# coffee table



## wood-junkie (Jan 31, 2012)

Finally decided to finish spalted yellow birch, zebra wood stretcher.


----------



## JMC (Jan 31, 2012)

Very nice.


----------



## Kevin (Jan 31, 2012)

I am *LOVING* that.  

I probably would have put in some slight relief between each leg end so it wouldn't rock on uneven surfaces, and a little radius beneath the stretcher ends but no matter that is superb.  


.


----------



## Kenbo (Jan 31, 2012)

Wow, that is gorgeous. You guys are killing me with all this natural edge work. Just beautiful stuff.
Great work. :i_am_so_happy:


----------



## woodtickgreg (Feb 1, 2012)

bigcouger said:


> :morning2: Very Nice, all Natural, I love it  :morning1:





Joe Rebuild said:


> Very nice indeed. I have always loved the natural live edge look.
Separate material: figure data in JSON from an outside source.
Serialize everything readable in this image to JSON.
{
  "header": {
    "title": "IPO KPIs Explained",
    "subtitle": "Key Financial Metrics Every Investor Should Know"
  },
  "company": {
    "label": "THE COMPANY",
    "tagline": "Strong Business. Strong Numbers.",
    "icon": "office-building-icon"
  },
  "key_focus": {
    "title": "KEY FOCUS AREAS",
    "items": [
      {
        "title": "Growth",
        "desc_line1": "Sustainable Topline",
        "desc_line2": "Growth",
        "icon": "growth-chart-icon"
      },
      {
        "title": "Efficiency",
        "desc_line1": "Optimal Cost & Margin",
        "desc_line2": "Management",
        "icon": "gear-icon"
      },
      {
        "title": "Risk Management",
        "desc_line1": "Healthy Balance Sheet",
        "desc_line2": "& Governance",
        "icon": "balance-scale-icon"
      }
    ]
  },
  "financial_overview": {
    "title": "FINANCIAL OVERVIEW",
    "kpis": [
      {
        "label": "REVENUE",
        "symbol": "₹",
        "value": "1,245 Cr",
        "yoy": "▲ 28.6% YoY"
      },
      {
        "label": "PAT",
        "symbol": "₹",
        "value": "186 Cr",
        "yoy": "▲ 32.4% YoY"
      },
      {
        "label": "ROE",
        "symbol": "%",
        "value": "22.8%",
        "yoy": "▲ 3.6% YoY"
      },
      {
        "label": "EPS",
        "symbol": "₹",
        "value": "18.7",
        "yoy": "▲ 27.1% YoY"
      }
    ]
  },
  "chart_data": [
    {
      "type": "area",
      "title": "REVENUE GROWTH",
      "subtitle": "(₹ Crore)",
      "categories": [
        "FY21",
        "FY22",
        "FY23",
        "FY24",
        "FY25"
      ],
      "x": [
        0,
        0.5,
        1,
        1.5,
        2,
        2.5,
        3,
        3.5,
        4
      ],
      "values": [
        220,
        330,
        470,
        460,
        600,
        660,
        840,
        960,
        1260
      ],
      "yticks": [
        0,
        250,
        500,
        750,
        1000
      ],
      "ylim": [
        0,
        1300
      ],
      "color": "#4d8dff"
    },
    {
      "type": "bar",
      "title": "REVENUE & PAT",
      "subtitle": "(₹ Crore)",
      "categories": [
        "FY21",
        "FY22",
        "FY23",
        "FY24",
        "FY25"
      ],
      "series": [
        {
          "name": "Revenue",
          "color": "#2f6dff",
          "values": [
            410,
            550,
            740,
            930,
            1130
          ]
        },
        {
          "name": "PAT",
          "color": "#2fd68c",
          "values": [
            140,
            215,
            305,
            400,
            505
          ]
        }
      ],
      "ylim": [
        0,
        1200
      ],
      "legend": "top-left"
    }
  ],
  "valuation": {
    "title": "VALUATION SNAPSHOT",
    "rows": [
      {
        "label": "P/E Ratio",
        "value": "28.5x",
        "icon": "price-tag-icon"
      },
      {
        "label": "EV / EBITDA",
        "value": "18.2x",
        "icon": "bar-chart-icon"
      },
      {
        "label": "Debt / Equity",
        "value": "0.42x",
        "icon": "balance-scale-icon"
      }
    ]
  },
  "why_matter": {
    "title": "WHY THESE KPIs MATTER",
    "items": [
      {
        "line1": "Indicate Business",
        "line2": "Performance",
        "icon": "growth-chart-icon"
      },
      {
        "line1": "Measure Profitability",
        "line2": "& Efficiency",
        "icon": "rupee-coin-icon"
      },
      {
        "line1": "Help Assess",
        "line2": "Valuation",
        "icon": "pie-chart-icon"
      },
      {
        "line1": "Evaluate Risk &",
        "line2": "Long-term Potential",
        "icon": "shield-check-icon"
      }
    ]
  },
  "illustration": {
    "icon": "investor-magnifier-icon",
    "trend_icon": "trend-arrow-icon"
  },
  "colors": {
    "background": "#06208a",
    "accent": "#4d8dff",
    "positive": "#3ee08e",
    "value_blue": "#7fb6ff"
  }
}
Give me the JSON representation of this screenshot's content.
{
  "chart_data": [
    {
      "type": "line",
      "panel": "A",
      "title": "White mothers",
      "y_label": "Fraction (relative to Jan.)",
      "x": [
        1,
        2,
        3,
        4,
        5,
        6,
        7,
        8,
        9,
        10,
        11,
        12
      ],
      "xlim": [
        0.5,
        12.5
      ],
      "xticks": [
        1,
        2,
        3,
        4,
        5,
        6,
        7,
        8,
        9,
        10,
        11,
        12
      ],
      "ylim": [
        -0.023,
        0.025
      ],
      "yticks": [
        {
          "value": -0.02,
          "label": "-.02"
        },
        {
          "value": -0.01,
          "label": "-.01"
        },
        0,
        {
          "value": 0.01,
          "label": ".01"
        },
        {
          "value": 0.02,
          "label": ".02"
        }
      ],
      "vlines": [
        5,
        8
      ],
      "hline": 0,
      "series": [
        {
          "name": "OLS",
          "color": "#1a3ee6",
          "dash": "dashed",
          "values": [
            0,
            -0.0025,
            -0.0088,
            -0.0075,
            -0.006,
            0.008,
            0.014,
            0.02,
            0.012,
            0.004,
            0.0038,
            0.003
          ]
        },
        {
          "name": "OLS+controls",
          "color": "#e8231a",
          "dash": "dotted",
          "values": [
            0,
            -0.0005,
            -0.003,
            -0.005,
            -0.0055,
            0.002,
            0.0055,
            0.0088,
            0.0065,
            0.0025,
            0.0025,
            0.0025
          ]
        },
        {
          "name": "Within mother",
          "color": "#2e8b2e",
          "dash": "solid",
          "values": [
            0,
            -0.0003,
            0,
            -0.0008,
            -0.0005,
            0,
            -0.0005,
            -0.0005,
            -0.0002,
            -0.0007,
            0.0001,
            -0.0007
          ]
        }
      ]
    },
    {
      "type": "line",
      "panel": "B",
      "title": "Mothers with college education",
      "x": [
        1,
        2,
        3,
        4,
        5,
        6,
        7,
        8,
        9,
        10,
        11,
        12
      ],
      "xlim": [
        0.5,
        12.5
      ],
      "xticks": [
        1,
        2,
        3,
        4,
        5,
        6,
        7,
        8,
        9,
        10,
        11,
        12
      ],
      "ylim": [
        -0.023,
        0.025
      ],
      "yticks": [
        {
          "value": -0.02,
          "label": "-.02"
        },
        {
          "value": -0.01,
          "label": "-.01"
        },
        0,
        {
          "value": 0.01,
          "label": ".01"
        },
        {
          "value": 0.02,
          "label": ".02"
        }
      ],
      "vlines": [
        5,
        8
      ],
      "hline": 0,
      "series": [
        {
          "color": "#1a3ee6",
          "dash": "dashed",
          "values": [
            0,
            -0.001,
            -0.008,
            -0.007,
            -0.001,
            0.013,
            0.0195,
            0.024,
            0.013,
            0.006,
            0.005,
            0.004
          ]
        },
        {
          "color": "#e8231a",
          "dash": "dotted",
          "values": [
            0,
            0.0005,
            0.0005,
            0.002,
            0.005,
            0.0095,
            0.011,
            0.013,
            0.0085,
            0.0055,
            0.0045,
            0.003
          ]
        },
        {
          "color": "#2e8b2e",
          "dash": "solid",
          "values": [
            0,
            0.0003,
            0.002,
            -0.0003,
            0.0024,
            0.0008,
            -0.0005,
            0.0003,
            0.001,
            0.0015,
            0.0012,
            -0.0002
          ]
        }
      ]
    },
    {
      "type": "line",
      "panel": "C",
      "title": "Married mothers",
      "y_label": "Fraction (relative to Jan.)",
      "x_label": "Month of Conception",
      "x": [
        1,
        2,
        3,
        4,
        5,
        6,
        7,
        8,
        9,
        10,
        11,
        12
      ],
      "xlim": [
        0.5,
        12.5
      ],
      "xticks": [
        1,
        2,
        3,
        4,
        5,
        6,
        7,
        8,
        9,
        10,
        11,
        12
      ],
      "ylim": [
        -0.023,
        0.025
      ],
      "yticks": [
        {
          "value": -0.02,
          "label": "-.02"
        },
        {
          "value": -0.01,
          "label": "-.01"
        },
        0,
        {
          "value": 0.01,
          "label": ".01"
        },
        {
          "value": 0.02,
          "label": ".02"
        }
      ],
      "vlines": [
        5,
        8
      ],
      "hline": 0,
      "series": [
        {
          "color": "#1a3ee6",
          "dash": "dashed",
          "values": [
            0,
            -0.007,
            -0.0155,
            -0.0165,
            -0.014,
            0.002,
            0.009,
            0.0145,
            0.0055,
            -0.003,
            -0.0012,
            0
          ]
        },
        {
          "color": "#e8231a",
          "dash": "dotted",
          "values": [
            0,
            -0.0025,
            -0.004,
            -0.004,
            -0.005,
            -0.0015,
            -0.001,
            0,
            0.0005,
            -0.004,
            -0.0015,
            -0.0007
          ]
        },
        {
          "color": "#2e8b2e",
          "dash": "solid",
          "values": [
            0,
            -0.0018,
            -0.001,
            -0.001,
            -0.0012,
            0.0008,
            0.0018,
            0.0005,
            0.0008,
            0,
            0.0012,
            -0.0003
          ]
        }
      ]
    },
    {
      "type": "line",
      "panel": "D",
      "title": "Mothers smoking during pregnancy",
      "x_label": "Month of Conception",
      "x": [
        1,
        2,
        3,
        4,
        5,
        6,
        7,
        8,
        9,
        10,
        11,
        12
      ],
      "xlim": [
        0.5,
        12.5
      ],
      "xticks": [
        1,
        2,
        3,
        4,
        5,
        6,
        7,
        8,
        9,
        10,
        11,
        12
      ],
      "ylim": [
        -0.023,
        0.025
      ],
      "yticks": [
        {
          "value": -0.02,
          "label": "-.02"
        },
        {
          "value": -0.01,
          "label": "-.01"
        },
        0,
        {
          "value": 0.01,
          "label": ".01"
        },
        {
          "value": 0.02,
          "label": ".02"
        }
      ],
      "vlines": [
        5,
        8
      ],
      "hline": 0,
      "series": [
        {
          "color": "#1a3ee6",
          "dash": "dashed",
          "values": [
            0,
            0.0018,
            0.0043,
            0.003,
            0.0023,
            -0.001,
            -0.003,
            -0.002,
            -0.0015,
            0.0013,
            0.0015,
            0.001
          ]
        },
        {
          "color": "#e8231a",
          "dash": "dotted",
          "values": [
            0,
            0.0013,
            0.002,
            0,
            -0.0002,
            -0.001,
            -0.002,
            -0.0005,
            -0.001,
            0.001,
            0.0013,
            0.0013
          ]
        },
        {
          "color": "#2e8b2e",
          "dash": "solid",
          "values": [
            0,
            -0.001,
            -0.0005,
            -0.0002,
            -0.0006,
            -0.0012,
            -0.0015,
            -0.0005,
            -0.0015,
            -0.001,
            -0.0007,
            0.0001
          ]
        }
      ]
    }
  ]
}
Me to I love thick live edge stuff, even better with such a figured piece of wood


----------



## Mac (Feb 1, 2012)

oh gee!  that is wonderful! :i_am_so_happy: now i know for sure I can't through any scrap in the burn pile. I defiantly got to retire so I can practice stuff like that!!!!!!!!


----------



## CodyS (Feb 3, 2012)

PRETTY-FULL


----------



## wood-junkie (Feb 3, 2012)

Kevin said:


> I am *LOVING* that.
> 
> I probably would have put in some slight relief between each leg end so it wouldn't rock on uneven surfaces, and a little radius beneath the stretcher ends but no matter that is superb.
> 
> ...



I am very interested in your how you would have handle the stretcher. All I did was to lay down some boards that were in a pile, no two boards the same. On top of my table saw it is perfectly flat. The stretcher, bridal joint is not glued or screwed, it allows for slight adjustment on different floors. Give it to me straight, bad idea?


----------